Chapati, an unleavened bread that comes from India
Pasta, based on very fine whole wheat flour and water, it is spread in very thin disks, of variable dimensions; these are cooked without fat in a slightly sunken metal plate (thava), red-hot. Very fragrant freshly made, it accompanies dry dishes and vegetable and meat curries. If placed in contact with the embers, the chapati swells and turns into the phulka. The same pasta, flattened with ghee (clarified butter), folded several times and then fried, becomes a kind of puff pastry.
The recipe for Indian chapati bread
Indian yeast-free bread: the ingredients
500 g whole wheat flour, 400 g water, a teaspoon of salt
How to make chapati unleavened bread
In a bowl, sift the wheat flour and start kneading it with the water, working a very soft dough. To hydrate the dough and make the water absorb well, the Indians knead the bread with clenched fists: let's do like them!
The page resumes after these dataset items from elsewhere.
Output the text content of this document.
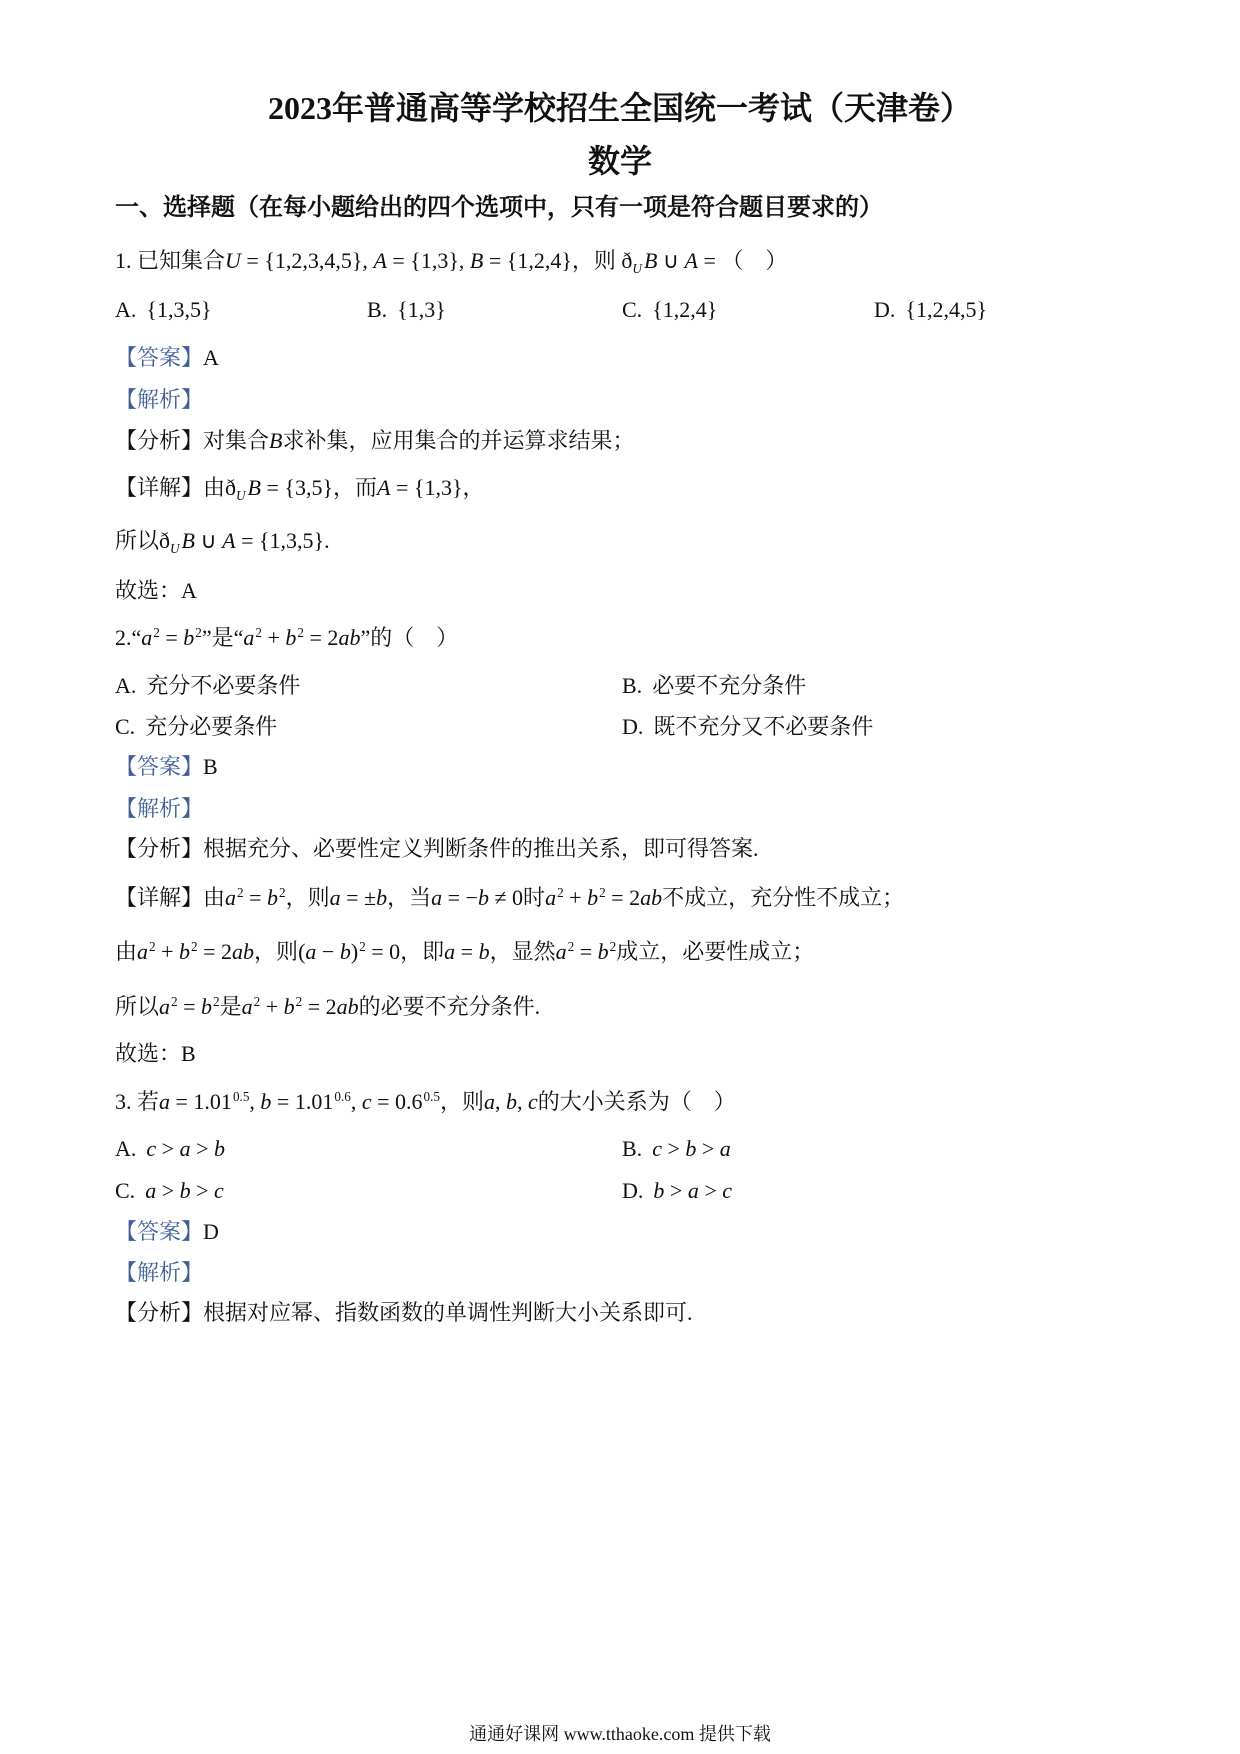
2023年普通高等学校招生全国统一考试（天津卷）
数学
一、选择题（在每小题给出的四个选项中，只有一项是符合题目要求的）
1. 已知集合U = {1,2,3,4,5}, A = {1,3}, B = {1,2,4}，则 $ð_UB$ ∪ A = （    ）
A. {1,3,5}	B. {1,3}	C. {1,2,4}	D. {1,2,4,5}
【答案】A
【解析】
【分析】对集合B求补集，应用集合的并运算求结果；
【详解】由$ð_UB = \{3,5\}$，而A = {1,3}，
所以$ð_UB$ ∪ A = {1,3,5}.
故选：A
$2.“a^2 = b^2$”是“$a^2 + b^2 = 2ab$”的（    ）
A. 充分不必要条件	B. 必要不充分条件
C. 充分必要条件	D. 既不充分又不必要条件
【答案】B
【解析】
【分析】根据充分、必要性定义判断条件的推出关系，即可得答案.
【详解】由$a^2 = b^2$，则a = ±b，当a = −b ≠ 0时$a^2 + b^2 = 2ab$不成立，充分性不成立；
由$a^2 + b^2 = 2ab$，则$(a - b)^2 = 0$，即a = b，显然$a^2 = b^2$成立，必要性成立；
所以$a^2 = b^2$是$a^2 + b^2 = 2ab$的必要不充分条件.
故选：B
3. 若$a = 1.01^{0.5}$, $b = 1.01^{0.6}$, $c = 0.6^{0.5}$，则a, b, c的大小关系为（    ）
A. c > a > b	B. c > b > a
C. a > b > c	D. b > a > c
【答案】D
【解析】
【分析】根据对应幂、指数函数的单调性判断大小关系即可.
通通好课网 www.tthaoke.com 提供下载
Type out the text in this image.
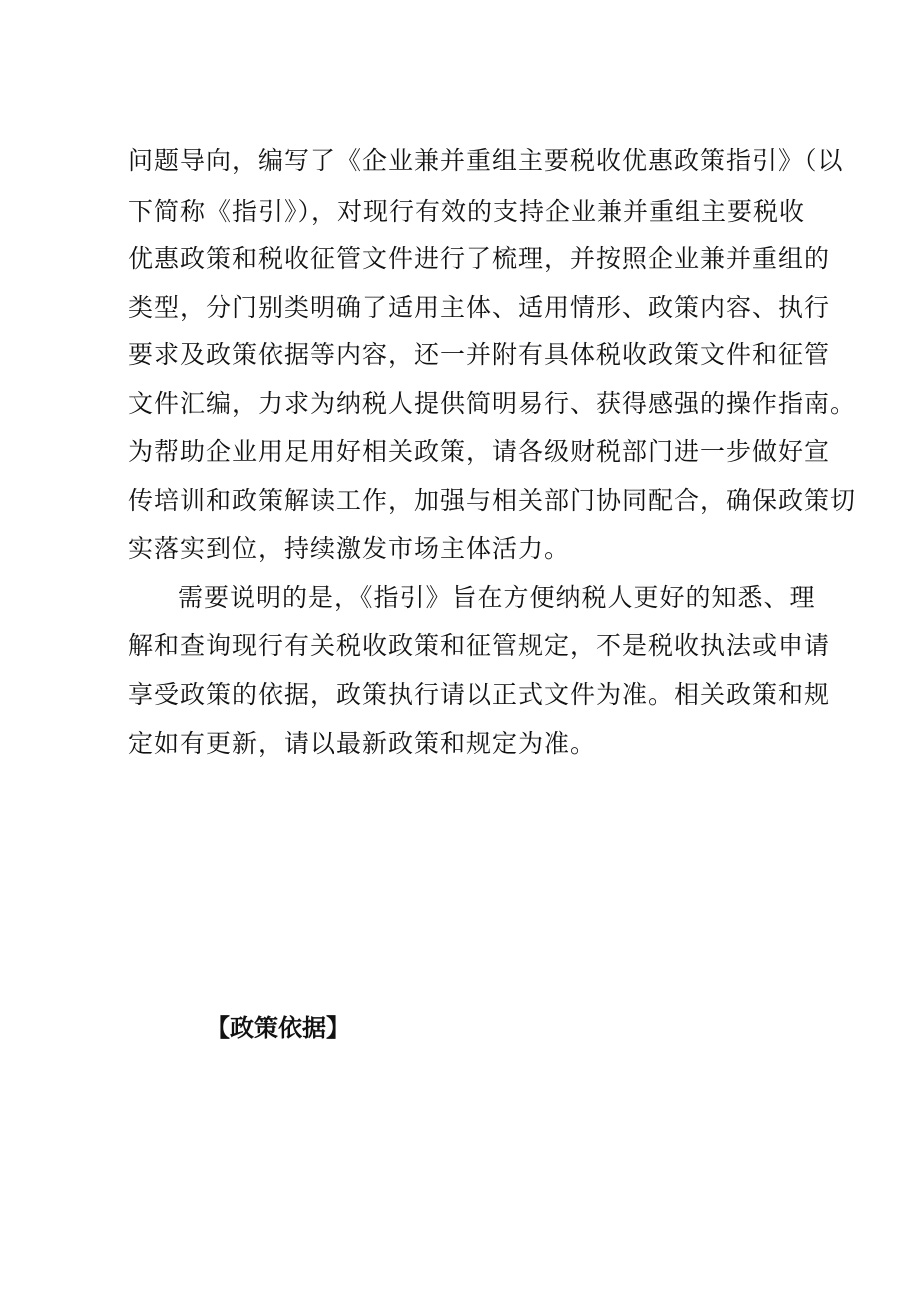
问题导向，编写了《企业兼并重组主要税收优惠政策指引》（以
下简称《指引》），对现行有效的支持企业兼并重组主要税收
优惠政策和税收征管文件进行了梳理，并按照企业兼并重组的
类型，分门别类明确了适用主体、适用情形、政策内容、执行
要求及政策依据等内容，还一并附有具体税收政策文件和征管
文件汇编，力求为纳税人提供简明易行、获得感强的操作指南。
为帮助企业用足用好相关政策，请各级财税部门进一步做好宣
传培训和政策解读工作，加强与相关部门协同配合，确保政策切
实落实到位，持续激发市场主体活力。
需要说明的是，《指引》旨在方便纳税人更好的知悉、理
解和查询现行有关税收政策和征管规定，不是税收执法或申请
享受政策的依据，政策执行请以正式文件为准。相关政策和规
定如有更新，请以最新政策和规定为准。
【政策依据】
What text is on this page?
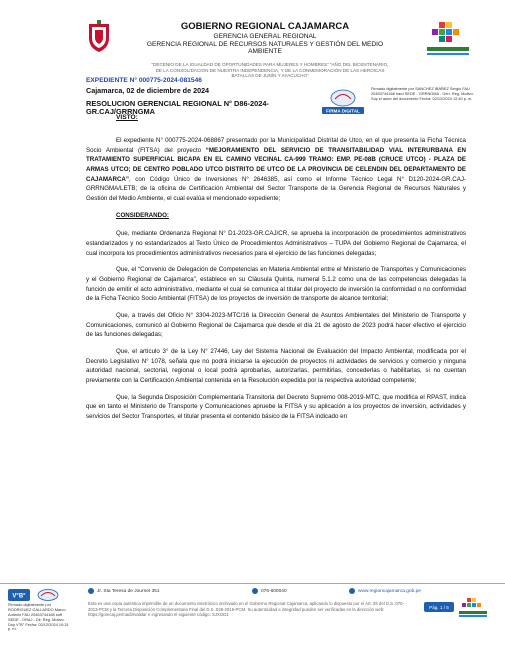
GOBIERNO REGIONAL CAJAMARCA
GERENCIA GENERAL REGIONAL
GERENCIA REGIONAL DE RECURSOS NATURALES Y GESTIÓN DEL MEDIO AMBIENTE
“DECENIO DE LA IGUALDAD DE OPORTUNIDADES PARA MUJERES Y HOMBRES” “AÑO DEL BICENTENARIO, DE LA CONSOLIDACIÓN DE NUESTRA INDEPENDENCIA, Y DE LA CONMEMORACIÓN DE LAS HEROICAS BATALLAS DE JUNÍN Y AYACUCHO”
EXPEDIENTE N° 000775-2024-081546
Cajamarca, 02 de diciembre de 2024
RESOLUCION GERENCIAL REGIONAL N° D86-2024-GR.CAJ/GRRNGMA
VISTO:
FIRMA DIGITAL
Firmado digitalmente por SANCHEZ IBAÑEZ Sergio FAU 20453744168 hard SEDE - GRRNGMA - Gen. Reg. Motivo: Soy el autor del documento Fecha: 02/12/2024 12:40 p. m.

El expediente N° 000775-2024-068867 presentado por la Municipalidad Distrital de Utco, en el que presenta la Ficha Técnica Socio Ambiental (FITSA) del proyecto “MEJORAMIENTO DEL SERVICIO DE TRANSITABILIDAD VIAL INTERURBANA EN TRATAMIENTO SUPERFICIAL BICAPA EN EL CAMINO VECINAL CA-999 TRAMO: EMP. PE-08B (CRUCE UTCO) - PLAZA DE ARMAS UTCO; DE CENTRO POBLADO UTCO DISTRITO DE UTCO DE LA PROVINCIA DE CELENDIN DEL DEPARTAMENTO DE CAJAMARCA”, con Código Único de Inversiones N° 2646385, así como el Informe Técnico Legal N° D120-2024-GR.CAJ-GRRNGMA/LETB; de la oficina de Certificación Ambiental del Sector Transporte de la Gerencia Regional de Recursos Naturales y Gestión del Medio Ambiente, el cual evalúa el mencionado expediente;

CONSIDERANDO:

Que, mediante Ordenanza Regional N° D1-2023-GR.CAJ/CR, se aprueba la incorporación de procedimientos administrativos estandarizados y no estandarizados al Texto Único de Procedimientos Administrativos – TUPA del Gobierno Regional de Cajamarca, el cual incorpora los procedimientos administrativos necesarios para el ejercicio de las funciones delegadas;

Que, el “Convenio de Delegación de Competencias en Materia Ambiental entre el Ministerio de Transportes y Comunicaciones y el Gobierno Regional de Cajamarca”, establece en su Cláusula Quinta, numeral 5.1.2 como una de las competencias delegadas la función de emitir el acto administrativo, mediante el cual se comunica al titular del proyecto de inversión la conformidad o no conformidad de la Ficha Técnico Socio Ambiental (FITSA) de los proyectos de inversión de transporte de alcance territorial;

Que, a través del Oficio N° 3304-2023-MTC/16 la Dirección General de Asuntos Ambientales del Ministerio de Transporte y Comunicaciones, comunicó al Gobierno Regional de Cajamarca que desde el día 21 de agosto de 2023 podrá hacer efectivo el ejercicio de las funciones delegadas;

Que, el artículo 3° de la Ley N° 27446, Ley del Sistema Nacional de Evaluación del Impacto Ambiental, modificada por el Decreto Legislativo N° 1078, señala que no podrá iniciarse la ejecución de proyectos ni actividades de servicios y comercio y ninguna autoridad nacional, sectorial, regional o local podrá aprobarlas, autorizarlas, permitirlas, concederlas o habilitarlas, si no cuentan previamente con la Certificación Ambiental contenida en la Resolución expedida por la respectiva autoridad competente;

Que, la Segunda Disposición Complementaria Transitoria del Decreto Supremo 008-2019-MTC, que modifica el RPAST, indica que en tanto el Ministerio de Transporte y Comunicaciones apruebe la FITSA y su aplicación a los proyectos de inversión, actividades y servicios del Sector Transportes, el titular presenta el contenido básico de la FITSA indicado en

V°B°
Firmado digitalmente por RODRIGUEZ GALLARDO Marco Antonio FAU 20453744168 soft SEDE - ORAJ - Dir. Reg. Motivo: Doy V°B° Fecha: 02/12/2024 10:31 p. m.
Jr. Sta Teresa de Journet 351	076-600040	www.regioncajamarca.gob.pe
Esta es una copia auténtica imprimible de un documento electrónico archivado en el Gobierno Regional Cajamarca, aplicando lo dispuesto por el Art. 25 del D.S. 070-2013-PCM y la Tercera Disposición Complementaria Final del D.S. 026-2016-PCM. Su autenticidad e integridad pueden ser verificadas en la dirección web: https://goreсaj.pe/mad3/validar e ingresando el siguiente código: SJXGD1
Pág. 1 / 5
Proceed by kneading, spreading and kneading again with your fists closed until it has absorbed the water well. At this point, add the salt and knead again well to mix it with the dough and obtain a homogeneous result. When the dough of the yeast-free bread is smooth and firm, form a ball and let it rest for about twenty minutes, covered with a cotton cloth. Once this time has passed, divide the dough into small balls like a mandarin and spread them with the help of a floured rolling pin. Give them the classic round shape, proceeding as you usually do with wraps.
Baking chapati unleavened bread
Tradition has it that this Indian bread is baked in hot iron pans, but if we don't have one we can safely use one hot non-stick pan. At this point cook quickly on both sides by turning the chapati as soon as the characteristic bubbles take on color and form. In India it is used to pass it on the flame to increase the bubbles, but we do not recommend this operation to those who are at their first chapati. Set aside and eat when it's still warm, isn't it delicious?